CUDA共享内存-内核的总和减少

Question

I am working on big datasets that are image cubes (450x450x1500). I have a kernel that works on individual data elements. Each data element produces 6 intermediate results (floats). My block consists of 1024 threads. The 6 intermediate results are stored in shared memory by each thread (6 float arrays). However, now I need to add each of the intermediate result to produce a sum (6 sum values). I do not have enough global memory to save these 6 float arrays to global memory and then run a reduction from thrust or any other library from the host code.

Are there any reduction routines that can be called from inside a kernel function on arrays in shared memory?

What will be the best way to solve this problem? I am a newbie to CUDA programming and would welcome any suggestions.

Answer 1

This seems unlikely:

I do not have enough global memory to save these 6 float arrays to global memory and then run a reduction from thrust or any other library from the host code.

I can't imagine how you have enough space to store your data in shared memory but not in global memory.

Anyway, CUB provides reduction routines that can be called from within a threadblock, and that can operate on data stored in shared memory.

Or you can write your own sum-reduction code. It's not terribly hard to do, there are many questions on SO about it, such as this one .

Or you could adapt the cuda sample code .

Answer 2

Update

After seeing all the comments, I understand that instead of doing 1 or a few times of reduction, you need to do the reductions for 450x450x6 times.

In this case there's simpler solution.

You don't need to implement relatively complex parallel reduction for each 1500-D vector。 Since you already have 450x450x6 vectors to reduce, you could reduce all these vectors in parallel using traditional serial reduction method.

You could use a block with 16x16 threads to process a particular region of the image, and a grid with 29x29 blocks to cover the whole 450x450 image.

In each thread, you could iterate over the 1500 frames.

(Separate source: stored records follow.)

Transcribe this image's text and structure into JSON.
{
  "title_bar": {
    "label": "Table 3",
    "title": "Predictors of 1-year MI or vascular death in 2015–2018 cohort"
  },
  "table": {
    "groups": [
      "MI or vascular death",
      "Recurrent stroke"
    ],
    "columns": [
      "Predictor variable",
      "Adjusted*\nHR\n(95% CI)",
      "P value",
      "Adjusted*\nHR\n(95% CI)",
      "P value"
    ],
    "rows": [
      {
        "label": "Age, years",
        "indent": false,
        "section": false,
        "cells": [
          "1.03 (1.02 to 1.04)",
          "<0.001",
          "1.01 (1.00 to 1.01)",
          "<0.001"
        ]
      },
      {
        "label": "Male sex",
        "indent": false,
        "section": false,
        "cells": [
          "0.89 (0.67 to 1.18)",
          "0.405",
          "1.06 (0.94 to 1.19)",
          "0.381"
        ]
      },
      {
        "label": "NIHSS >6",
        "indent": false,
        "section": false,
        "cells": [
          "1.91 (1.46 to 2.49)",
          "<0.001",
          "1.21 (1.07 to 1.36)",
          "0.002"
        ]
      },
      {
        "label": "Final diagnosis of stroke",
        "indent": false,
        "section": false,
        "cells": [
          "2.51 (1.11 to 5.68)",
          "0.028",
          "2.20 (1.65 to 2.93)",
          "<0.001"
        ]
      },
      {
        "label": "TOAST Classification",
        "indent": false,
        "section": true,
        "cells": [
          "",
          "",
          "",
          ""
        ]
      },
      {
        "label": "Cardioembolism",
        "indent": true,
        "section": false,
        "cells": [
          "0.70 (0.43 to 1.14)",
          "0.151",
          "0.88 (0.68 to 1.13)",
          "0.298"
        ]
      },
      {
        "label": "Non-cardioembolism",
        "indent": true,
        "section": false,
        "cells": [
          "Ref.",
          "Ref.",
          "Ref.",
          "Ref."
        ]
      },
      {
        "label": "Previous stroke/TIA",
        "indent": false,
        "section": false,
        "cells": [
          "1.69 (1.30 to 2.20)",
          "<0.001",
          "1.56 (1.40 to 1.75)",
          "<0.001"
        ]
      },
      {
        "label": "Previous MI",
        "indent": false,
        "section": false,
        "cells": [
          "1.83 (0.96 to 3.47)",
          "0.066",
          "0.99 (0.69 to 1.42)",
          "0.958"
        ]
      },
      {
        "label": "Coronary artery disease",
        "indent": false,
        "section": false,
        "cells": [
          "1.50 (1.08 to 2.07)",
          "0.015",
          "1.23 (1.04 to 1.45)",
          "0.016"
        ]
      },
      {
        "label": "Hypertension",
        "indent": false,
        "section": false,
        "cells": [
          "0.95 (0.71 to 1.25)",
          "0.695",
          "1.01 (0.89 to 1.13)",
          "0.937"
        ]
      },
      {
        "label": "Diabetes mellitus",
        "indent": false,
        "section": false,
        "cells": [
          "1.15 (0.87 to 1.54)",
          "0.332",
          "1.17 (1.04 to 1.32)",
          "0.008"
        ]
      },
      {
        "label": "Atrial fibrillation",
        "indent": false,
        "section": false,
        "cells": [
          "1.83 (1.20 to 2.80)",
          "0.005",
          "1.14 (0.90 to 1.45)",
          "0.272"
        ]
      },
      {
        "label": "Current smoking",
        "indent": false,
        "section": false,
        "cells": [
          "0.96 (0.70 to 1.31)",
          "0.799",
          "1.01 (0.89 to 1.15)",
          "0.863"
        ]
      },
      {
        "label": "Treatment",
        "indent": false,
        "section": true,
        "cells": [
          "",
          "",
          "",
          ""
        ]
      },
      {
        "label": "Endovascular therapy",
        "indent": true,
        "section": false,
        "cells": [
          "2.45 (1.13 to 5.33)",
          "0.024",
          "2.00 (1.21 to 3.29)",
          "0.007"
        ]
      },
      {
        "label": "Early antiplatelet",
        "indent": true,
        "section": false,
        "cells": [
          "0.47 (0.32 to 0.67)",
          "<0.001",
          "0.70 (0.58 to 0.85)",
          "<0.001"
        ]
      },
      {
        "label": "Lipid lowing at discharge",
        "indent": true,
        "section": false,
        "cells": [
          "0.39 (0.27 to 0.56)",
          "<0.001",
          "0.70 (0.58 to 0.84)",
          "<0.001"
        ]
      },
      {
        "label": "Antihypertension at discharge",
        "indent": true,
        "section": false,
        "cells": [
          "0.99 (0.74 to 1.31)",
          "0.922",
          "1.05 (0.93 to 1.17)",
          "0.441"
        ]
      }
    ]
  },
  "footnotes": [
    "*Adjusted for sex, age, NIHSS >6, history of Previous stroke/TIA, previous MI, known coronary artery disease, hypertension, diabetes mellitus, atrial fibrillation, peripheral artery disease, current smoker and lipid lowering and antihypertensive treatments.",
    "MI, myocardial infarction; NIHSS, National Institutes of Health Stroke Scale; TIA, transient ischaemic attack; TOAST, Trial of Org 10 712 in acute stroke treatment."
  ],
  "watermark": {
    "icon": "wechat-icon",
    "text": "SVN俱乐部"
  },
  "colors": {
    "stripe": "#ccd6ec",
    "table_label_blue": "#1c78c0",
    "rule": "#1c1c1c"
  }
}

In each iterration, you coulde first compute the 6 intermediate results, then add them to the sums. When yo finish all the iterations, you could write the 6 sums to global mem.

That finishes the kernel design. And no shared mem is needed.

You wil find that the performance is very good. Since it is a memory bound operation,it won't be much longer than simply access all the image cube data once.

In case you don't have enough global mem for the whole cube, you could split it into 4 sub-cubes of [1500][225][225], and call the kernel routine on each sub-cube. The only thing you need to change is the grid size.

Answer 3

看看这是彻底解释了CUDA并行减少。

Answer 4

If I understand it correctly, each thread should sum up "only" 6 floats.

I'm not sure if it is worth doing that by a parallel reduction in general, in the sense that you will experience performance gains.

If you are targeting a Kepler, you may try to use shuffle operations if you properly set the block size so that your intermediate results fit the Streaming Multiprocessor's registers in some way.

As also pointed out by Robert Crovella, your statement about the possibility of storing the intermediate results seems strange as the amount of global memory is certainly larger than the amount of shared memory.